Rosé to try: Bedell Cellars Taste Rosé 2012, Long Island ($25); Bodegas Nekeas Vega Sindoa Rosado, Spain ($9). 
Sauvignon Blanc to try: Mapuche Sauvignon Blanc 2013, Chile ($10); Uppercut Sauvignon Blanc, California ($12).



It's a familiar adage, one oft-repeated because it's true: steak and red wine make the best of buddies. It does not mean, however, that the red in question needs to be a powerful Cabernet Sauvignon. Not only does that varietal instantly conjure a roaring fireplace—which has no place in summertime daydreams—buying a good bottle is often a pricey investment. Remember, you're at a cookout eating off paper plates, not a white tablecloth steakhouse. This is a good opportunity, then, to savor the depth of more offbeat gems. Chilean Carménère, filled with violet and red cherry notes, is a suitable—and much more affordable—alternative to cut through a fatty, glistening steak. Or, reach for a bottle of Tempranillo. Spain's thick-skinned indigenous grape yields a ruby liquid both high on tannins and acid. The combination of earth and spice adds luster to each morsel of that melt-in-your-mouth meat.

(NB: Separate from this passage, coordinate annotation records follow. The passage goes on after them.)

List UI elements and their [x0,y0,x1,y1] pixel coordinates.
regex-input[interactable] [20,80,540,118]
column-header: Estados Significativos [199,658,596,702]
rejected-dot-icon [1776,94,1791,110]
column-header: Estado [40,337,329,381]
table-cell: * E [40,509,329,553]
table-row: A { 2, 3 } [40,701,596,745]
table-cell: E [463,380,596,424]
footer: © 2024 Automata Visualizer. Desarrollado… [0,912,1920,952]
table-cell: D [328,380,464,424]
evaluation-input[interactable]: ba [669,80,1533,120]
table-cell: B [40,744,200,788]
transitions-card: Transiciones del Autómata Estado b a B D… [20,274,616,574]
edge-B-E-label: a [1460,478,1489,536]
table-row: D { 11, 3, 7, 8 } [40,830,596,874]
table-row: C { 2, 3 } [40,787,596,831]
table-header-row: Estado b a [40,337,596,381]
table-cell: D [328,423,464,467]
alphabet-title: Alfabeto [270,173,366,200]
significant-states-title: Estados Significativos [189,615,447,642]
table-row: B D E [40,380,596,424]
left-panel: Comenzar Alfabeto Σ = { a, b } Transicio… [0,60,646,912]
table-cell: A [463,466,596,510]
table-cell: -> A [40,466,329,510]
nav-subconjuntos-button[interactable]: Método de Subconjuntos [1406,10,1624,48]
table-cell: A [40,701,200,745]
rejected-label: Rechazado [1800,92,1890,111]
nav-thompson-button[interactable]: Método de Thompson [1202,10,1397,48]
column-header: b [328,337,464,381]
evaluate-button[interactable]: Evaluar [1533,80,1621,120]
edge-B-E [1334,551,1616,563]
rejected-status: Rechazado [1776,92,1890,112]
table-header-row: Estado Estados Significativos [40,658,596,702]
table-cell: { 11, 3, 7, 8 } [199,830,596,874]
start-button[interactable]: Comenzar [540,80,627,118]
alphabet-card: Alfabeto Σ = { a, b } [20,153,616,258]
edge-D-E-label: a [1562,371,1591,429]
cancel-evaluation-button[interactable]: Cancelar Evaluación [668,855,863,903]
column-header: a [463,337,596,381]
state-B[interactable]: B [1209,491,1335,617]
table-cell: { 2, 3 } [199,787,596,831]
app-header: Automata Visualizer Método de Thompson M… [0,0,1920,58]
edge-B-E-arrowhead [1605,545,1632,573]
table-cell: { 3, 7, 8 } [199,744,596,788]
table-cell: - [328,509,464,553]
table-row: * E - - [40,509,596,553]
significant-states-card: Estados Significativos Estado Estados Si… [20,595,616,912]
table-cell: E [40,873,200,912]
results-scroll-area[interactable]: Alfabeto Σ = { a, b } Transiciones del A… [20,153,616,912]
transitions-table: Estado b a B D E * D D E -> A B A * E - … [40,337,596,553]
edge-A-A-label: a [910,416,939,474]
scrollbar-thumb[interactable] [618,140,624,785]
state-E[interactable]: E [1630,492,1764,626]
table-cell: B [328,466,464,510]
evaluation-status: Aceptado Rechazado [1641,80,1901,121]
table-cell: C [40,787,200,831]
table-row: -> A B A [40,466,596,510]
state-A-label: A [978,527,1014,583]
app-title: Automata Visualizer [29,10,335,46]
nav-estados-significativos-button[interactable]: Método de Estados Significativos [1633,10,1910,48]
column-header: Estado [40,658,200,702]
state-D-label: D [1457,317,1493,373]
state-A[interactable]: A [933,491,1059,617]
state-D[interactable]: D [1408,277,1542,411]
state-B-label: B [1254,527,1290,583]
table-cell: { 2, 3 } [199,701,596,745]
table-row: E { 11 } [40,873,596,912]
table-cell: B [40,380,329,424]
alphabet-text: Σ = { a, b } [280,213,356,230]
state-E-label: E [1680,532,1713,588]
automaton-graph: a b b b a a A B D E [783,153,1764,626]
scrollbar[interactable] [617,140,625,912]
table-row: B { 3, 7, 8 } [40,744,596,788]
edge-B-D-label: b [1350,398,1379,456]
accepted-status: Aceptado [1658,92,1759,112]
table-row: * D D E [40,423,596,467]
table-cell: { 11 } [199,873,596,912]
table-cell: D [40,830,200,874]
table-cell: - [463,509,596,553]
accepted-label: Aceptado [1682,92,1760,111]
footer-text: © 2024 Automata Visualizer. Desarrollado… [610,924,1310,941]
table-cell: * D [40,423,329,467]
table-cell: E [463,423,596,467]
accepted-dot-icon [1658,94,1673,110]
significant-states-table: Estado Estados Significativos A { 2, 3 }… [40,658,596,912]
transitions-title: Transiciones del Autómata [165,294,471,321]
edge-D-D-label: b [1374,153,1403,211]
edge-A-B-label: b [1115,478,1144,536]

Carménère to try: Baron Philippe de Rothschild 'Anderra' Carménère 2012, Chile ($10); Undurraga Sibaris Riserva Especial Carménère, 2012, Chile ($21).
Tempranillo to try: Flaco Tempranillo 2013, Spain ($9); Bodegas Volver 'Volver' Single Vineyard Tempranillo 2011, Spain ($15).


Yes, rosé should be in your kitchen at all times. But so should Lambrusco. This subtly sparkling red from Italy's Emilia-Romagna region has loads of fruit and acidity and magically goes well with almost everything—from summer squash to German brats. Prosecco often overshadows Lambrusco, but the latter's roundness and versatility make it a season mainstay—whether you're just waiting for the steaks to flip or you want to linger on the porch all night.

Lambrusco to try: NV Lini 'Labrusca' Lambrusco Rosso, Italy ($15); NV Barbolini Lambrusco Grasparossa di Castelvetro, Italy ($14).